🎤 Next week, I'll host a free live stream titled "Designing for Trust: How to Enhance Spaces, Products, and Interactions." I'll chat with Dalit Shalom, a Lead Product Designer at the New York Times and Adjunct Professor at Columbia and NYU. Learn more and sign up here.
Are recessions a thing of the past?
A slowdown is the economy's way of adjusting to a new reality. People, resources, and capital are pulled away and gradually allocated to more productive uses. This process can take months or even years.
Hiring remotely can expedite this process. As Daryl Fairweather, the chief economist at Redfin, told Vox:
"Historically, recessions have lasted longer because it takes time for workers to move to job opportunities. If a salesperson in Cleveland lost her job, she may have had to move to San Francisco to find another sales job. But with remote work, you can do a sales job from anywhere.
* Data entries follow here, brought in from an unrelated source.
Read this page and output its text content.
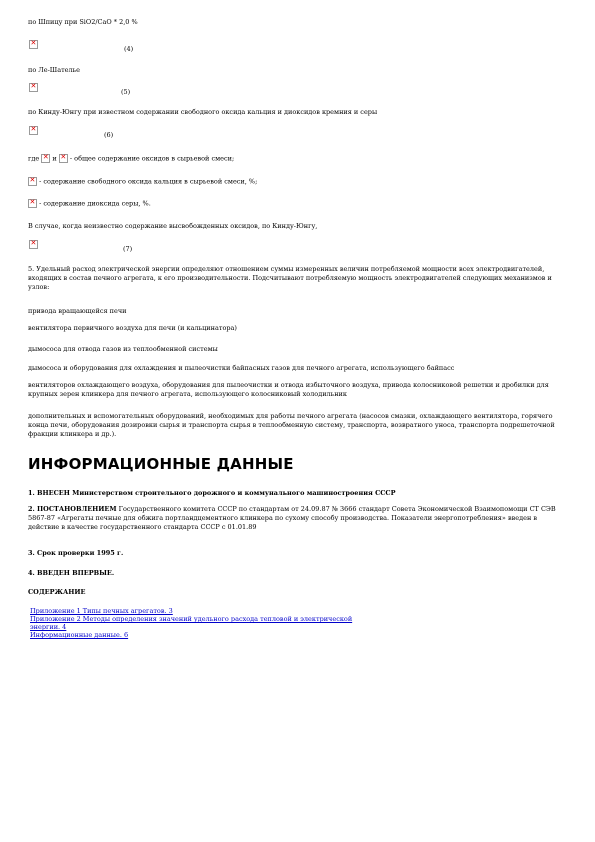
по Шпицу при SiO2/CaO * 2,0 %
✕
(4)
по Ле-Шателье
✕
(5)
по Кинду-Юнгу при известном содержании свободного оксида кальция и диоксидов кремния и серы
✕
(6)
где ✕ и ✕ - общее содержание оксидов в сырьевой смеси;
✕ - содержание свободного оксида кальция в сырьевой смеси, %;
✕ - содержание диоксида серы, %.
В случае, когда неизвестно содержание высвобожденных оксидов, по Кинду-Юнгу,
✕
(7)
5. Удельный расход электрической энергии определяют отношением суммы измеренных величин потребляемой мощности всех электродвигателей, входящих в состав печного агрегата, к его производительности. Подсчитывают потребляемую мощность электродвигателей следующих механизмов и узлов:
привода вращающейся печи
вентилятора первичного воздуха для печи (и кальцинатора)
дымососа для отвода газов из теплообменной системы
дымососа и оборудования для охлаждения и пылеочистки байпасных газов для печного агрегата, использующего байпасс
вентиляторов охлаждающего воздуха, оборудования для пылеочистки и отвода избыточного воздуха, привода колосниковой решетки и дробилки для крупных зерен клинкера для печного агрегата, использующего колосниковый холодильник
дополнительных и вспомогательных оборудований, необходимых для работы печного агрегата (насосов смазки, охлаждающего вентилятора, горячего конца печи, оборудования дозировки сырья и транспорта сырья в теплообменную систему, транспорта, возвратного уноса, транспорта подрешеточной фракции клинкера и др.).
ИНФОРМАЦИОННЫЕ ДАННЫЕ
1. ВНЕСЕН Министерством строительного дорожного и коммунального машиностроения СССР
2. ПОСТАНОВЛЕНИЕМ Государственного комитета СССР по стандартам от 24.09.87 № 3666 стандарт Совета Экономической Взаимопомощи СТ СЭВ 5867-87 «Агрегаты печные для обжига портландцементного клинкера по сухому способу производства. Показатели энергопотребления» введен в действие в качестве государственного стандарта СССР с 01.01.89
3. Срок проверки 1995 г.
4. ВВЕДЕН ВПЕРВЫЕ.
СОДЕРЖАНИЕ
Приложение 1 Типы печных агрегатов. 3
Приложение 2 Методы определения значений удельного расхода тепловой и электрической
энергии. 4
Информационные данные. 6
Hopefully this recession is shorter than historical recessions because of remote work."
Fairweather's comments were highlighted by economist Adam Ozimek, who pointed out how they turn the existing discussion on its head: People are asking what recessions mean for remote work — "But how about what does remote work mean for recessions?"
Fairweather and Ozimek are postulating that remote work could smooth out or moderate recessions by making it easier for firms and employees to adjust. I tend to agree with them. But there's another aspect to this argument that needs to be stated explicitly.
A remote-heavy economy does not simply function as before and occasionally experiences a very mild adjustment. Instead, a remote-heavy economy is constantly adjusting and operates with fewer constraints. In such an economy, people find and lose jobs more frequently. More likely, many jobs are no longer jobs per se but are actually on-demand projects or gigs.
From an economist's perspective, a more efficient economy is better: More people are employed more of the time. But from an employee's perspective, it might be far less pleasant. Would you prefer to work in peace for a few years and occasionally look for a job, or to constantly switch between jobs (and gigs)? The latter might keep you employed more of the time and even generate more income. But it is still a completely different lifestyle, a lifestyle that most employees are not ready for.